“To opowiadanie – pisze o Bezrobotnym Lucyferze Tomas Venclova – jest jego pierwszą próbą uporania się z własnym żydostwem (i własną polskością)”. Bibliofilskie wydanie Bezrobotnego Lucyfera z odręcznymi uwagami Autora w oprawie i z ilustracjami Jana Lebensteina wykonanymi w darze dla Poety (Austeria).
Twórczość prozatorska Aleksandra Wata, sama w sobie paradoksalna (już choćby tytuł tomu jego powieści- Bezrobotny Lucyfer– podsuwa, że mowa w nim o świecie, w którym szatan stracił rację bytu , bo ludzie sami z siebie wyręczają go w jego zadaniach), przeżywa życie po życiu równie paradoksalnie.
Krótka historia splotu przypadków, które złożyły się na powstanie książki.
Zaczęło sie od prezentu. Pod koniec 1926 roku ukazała się nakładem księgarni Ferdynanda Hoesicka w Warszawie – z datą 1927- tom powieści dedykowany po prostu “Żonie”. Prezent niejako przdślubny, skoro do zawarcia związku małżeńskiego między Aleksandrem Watem a Pauliną (Olą) Watową z domu Lew doszło 27 stycznia 1927 roku. Potem było szczęśliwe małżeństwo, narodziny syna Andrzeja, ale w końcu wybuchła wojna. Watowie znaleźli się we Lwowie, on został aresztowany, ona z synem wywieziona do Kazachstanu, warszawskie mieszkanie zostało zmombardowane, przepadły autorskie egzemplarze przedwojennych książek Wata. Watowie wrócili do kraju dopiero w 1946 roku.
28 kwietnia 1954 Aleksander Wat natrafia, zapewne w jednym z warszawskich antykwariatów, na egzemplarz Bezrobotnego Lucyfera z 1927 roku. Poeta kupuje utraconą książkę, a wydrukowaną dedykację potwierdza odręcznie, dopisując nad słówkiem “Żonie” drukowanymi literami “MOJEJ- TEJŻE- ZAWSZE”. W tym odzyskanym egzemplarzu wprowadza wiele interesujących poprawek, które zostaną wykorzystane w wydaniu powojennym, uszczuplonym o dwie opowieści zakwestionowane przez cenzurę.

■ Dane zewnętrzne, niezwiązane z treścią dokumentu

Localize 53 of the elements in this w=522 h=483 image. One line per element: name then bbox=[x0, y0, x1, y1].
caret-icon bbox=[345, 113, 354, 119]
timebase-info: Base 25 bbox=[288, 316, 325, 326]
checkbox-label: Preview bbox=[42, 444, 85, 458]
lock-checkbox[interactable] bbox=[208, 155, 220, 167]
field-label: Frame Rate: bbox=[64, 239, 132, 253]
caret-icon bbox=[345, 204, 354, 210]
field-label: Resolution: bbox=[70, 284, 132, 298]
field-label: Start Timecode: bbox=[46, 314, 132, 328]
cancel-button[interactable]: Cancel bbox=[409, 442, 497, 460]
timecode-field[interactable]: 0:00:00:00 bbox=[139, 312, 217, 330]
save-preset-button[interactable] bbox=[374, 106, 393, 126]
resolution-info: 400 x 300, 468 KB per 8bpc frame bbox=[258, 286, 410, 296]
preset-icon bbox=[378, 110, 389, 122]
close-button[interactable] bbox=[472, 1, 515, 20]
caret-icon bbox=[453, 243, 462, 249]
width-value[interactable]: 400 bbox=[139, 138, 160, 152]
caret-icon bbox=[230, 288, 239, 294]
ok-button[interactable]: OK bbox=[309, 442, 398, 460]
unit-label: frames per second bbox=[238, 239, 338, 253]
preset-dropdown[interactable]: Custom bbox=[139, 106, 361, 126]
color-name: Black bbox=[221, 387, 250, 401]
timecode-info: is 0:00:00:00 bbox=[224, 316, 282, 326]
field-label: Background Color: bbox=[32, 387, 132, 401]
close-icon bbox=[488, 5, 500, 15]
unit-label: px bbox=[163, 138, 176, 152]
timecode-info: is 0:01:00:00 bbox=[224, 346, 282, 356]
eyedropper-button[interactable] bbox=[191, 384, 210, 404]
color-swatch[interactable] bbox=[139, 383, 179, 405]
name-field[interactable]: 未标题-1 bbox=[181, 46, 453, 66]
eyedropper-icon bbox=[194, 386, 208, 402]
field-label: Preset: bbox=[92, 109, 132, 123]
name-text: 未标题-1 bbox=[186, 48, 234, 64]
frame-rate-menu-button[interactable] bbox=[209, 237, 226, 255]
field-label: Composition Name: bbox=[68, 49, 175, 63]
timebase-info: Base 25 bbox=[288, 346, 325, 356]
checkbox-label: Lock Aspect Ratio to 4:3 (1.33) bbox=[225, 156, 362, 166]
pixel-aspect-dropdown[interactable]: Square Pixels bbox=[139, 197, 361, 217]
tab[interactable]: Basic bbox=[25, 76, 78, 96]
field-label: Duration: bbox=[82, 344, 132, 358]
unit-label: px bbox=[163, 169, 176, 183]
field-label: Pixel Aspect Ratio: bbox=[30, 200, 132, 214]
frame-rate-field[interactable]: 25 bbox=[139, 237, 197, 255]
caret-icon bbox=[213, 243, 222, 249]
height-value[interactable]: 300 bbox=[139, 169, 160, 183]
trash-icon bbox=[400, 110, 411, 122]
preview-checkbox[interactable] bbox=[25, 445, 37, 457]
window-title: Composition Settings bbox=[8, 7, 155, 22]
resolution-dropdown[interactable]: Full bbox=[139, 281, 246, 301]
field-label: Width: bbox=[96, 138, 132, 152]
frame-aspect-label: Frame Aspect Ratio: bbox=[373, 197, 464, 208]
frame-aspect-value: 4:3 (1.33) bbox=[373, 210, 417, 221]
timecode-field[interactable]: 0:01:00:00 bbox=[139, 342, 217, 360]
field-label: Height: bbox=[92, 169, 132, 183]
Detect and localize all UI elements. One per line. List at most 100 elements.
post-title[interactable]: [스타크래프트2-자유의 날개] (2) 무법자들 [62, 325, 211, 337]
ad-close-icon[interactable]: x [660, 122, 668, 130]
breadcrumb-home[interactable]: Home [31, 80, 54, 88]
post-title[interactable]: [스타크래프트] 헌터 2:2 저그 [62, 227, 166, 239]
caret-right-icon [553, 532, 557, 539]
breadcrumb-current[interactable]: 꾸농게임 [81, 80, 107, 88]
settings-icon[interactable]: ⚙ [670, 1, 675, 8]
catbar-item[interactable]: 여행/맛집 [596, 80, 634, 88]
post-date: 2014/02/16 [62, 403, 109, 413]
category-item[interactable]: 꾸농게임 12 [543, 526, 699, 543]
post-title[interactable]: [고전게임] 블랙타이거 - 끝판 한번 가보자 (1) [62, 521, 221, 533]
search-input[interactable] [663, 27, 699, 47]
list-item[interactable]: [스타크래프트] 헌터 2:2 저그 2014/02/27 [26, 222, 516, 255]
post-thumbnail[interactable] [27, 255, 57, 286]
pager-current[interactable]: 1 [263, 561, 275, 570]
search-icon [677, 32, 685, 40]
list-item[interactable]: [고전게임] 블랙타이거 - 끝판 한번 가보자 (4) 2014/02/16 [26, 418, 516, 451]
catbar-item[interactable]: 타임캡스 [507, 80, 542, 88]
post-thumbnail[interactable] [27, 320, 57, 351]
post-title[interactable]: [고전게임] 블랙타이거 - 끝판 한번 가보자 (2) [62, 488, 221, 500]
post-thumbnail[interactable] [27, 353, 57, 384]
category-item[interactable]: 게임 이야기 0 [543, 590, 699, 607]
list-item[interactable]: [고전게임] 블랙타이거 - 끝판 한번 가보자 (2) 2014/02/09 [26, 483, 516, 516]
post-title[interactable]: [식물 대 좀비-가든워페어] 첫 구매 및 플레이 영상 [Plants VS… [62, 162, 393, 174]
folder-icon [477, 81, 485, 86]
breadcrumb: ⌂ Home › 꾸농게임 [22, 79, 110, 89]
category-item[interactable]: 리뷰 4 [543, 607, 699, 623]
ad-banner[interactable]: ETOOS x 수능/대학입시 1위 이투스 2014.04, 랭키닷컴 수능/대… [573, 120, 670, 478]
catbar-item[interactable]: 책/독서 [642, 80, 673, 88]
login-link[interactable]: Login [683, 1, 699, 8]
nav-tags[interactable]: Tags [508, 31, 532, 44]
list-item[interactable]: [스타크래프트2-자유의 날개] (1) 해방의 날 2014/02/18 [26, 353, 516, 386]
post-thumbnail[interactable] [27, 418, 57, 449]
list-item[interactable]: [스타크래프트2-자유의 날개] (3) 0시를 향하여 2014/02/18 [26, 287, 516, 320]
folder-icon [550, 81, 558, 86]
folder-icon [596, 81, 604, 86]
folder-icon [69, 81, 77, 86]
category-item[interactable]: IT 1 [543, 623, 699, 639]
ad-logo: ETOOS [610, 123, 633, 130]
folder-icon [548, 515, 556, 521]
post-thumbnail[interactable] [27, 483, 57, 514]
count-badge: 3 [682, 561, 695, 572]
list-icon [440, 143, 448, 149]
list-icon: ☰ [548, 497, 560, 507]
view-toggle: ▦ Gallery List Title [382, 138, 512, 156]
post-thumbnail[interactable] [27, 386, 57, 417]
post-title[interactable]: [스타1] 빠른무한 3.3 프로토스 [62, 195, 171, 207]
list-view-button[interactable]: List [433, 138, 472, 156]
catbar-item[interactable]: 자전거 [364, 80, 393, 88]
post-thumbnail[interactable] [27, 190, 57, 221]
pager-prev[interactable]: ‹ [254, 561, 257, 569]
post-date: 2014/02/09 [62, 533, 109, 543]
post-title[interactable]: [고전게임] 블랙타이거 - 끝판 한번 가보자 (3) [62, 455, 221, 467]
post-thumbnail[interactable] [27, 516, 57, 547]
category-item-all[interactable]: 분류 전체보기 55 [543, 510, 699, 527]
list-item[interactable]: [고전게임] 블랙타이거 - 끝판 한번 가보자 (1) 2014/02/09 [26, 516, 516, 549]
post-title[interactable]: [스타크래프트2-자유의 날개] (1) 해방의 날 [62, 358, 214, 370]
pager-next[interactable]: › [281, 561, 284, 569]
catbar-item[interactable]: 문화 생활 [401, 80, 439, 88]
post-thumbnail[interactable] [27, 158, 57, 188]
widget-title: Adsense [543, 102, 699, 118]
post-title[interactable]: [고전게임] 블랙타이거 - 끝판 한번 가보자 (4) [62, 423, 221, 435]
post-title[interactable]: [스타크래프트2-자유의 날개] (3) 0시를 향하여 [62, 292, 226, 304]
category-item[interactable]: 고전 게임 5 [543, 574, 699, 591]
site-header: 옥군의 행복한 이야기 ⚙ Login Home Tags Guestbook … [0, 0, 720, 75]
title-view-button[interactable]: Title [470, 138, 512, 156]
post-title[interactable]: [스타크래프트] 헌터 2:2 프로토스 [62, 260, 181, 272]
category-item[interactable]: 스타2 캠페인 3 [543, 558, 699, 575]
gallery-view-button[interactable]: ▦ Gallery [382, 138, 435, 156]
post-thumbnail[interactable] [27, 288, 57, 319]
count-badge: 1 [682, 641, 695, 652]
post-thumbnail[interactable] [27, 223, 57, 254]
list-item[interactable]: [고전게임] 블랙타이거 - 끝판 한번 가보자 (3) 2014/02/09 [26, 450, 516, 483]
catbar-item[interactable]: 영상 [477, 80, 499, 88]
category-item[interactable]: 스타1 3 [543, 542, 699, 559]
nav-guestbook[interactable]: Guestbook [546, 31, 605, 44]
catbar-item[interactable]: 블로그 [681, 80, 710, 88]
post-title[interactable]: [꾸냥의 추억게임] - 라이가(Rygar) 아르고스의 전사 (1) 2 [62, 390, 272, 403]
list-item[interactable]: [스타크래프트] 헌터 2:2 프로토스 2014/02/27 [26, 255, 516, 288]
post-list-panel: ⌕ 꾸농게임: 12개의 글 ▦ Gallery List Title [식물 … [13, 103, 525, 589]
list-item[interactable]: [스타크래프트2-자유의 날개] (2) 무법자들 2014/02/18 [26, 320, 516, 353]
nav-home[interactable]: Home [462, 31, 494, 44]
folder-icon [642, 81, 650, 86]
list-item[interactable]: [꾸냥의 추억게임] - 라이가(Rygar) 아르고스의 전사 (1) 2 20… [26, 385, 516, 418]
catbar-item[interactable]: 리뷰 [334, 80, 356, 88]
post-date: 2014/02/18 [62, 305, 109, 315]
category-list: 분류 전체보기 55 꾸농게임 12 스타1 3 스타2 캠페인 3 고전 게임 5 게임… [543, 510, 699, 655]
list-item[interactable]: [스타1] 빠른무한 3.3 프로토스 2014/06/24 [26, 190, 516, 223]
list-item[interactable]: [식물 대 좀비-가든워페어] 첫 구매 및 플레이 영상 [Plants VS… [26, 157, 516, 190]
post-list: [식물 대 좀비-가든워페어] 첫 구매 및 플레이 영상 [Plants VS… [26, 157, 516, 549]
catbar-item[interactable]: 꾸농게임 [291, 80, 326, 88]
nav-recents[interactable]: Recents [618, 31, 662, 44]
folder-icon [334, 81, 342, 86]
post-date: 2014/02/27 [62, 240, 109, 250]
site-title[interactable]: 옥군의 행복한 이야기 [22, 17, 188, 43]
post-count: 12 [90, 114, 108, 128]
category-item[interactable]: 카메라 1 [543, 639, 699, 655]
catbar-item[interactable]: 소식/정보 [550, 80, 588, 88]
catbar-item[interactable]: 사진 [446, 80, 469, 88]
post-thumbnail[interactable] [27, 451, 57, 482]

W 1959 roku Watowie wyjeżdżają z Polski- poeta nigdy już do kraju nie wróci. Mieszkają w południowej Francji, Włoszech, wreszcie w Paryżu, gdzie nawiązują przyjaźń z artystą Janem Lebensteinem, który tak jak oni opuścił Polskę. W roku 1963 Jan Lebenstein przeczytał Bezrobotnego Lucyfera i wpadł w zachwyt.
Dla Lebensteina przygoda lekturowa pod tytułem Bezrobotny Lucyfer okazała się przede wszystkim odkryciem w otaczającym go Paryżu lat 60-tych tamtego przedwojennego miasta. W wąskich uliczkach żydowskiej dzielnicy Marais, gdzie mieszkał, wśród sklepików ze swojsko brzmiącymi nazwiskami i ze znajomymi zapachami; w okolicach Montmartre’u, jak na rue Lepic, ulicy burdeli i kawiarenek , pod bazyliką Sacre Coeur, którą pokazał w całym majestacie wschodniej kosmogonii, w formie olbrzymiej piersi spoczywającej na dwóch wesołych słoniach; wśród typów paryskiej ulicy, jak ten “Rosjanin, atletyczny święty Franciszek, długowłosy anarchista o gołębim sercu” z opowieści Wata. Może nawet domalował sam siebie w tym światku w postaci bobasa przed zastawioną kieliszkami ladą baru, a potem chłopca z cygarem i butelką, który przytrzymuje się latarni wyrzucony z lokalu.
Namacalnym świadectwem zachwytu Lebensteina nad Bezrobotnym Lucyferem jest fakt, że zilustrował poszczególne opowiadania, a książkę opatrzył masywną oprawą w lucyferycznej, czarno-czerwonej tonacji. […]
Wzbogacony przez siebie egzemplarz “diabelskiej księgi” wręczył zapewne poecie w upominku gwiazdkowym. Dziś oba egzemplarze ukazują się w jednym wydaniu w podobizmie fototypicznej. Do tekstu wydania przedwojennego, pełniejszego, a dodatkowo wzbogaconego rękopiśmiennymi poprawkami Wata i jego dedykacjami, dla żony i dla Lebensteina, dodano z unikatowego egzemplarza wydania powojennego ilustracje Jana Lebensteina. Powstała w ten sposób nowa całość zawierająca nieocenzurowany tekst książki z poprawkami autora i przylegające do tego tekstu jak rękawiczka ilustracje. Dwa w jednym.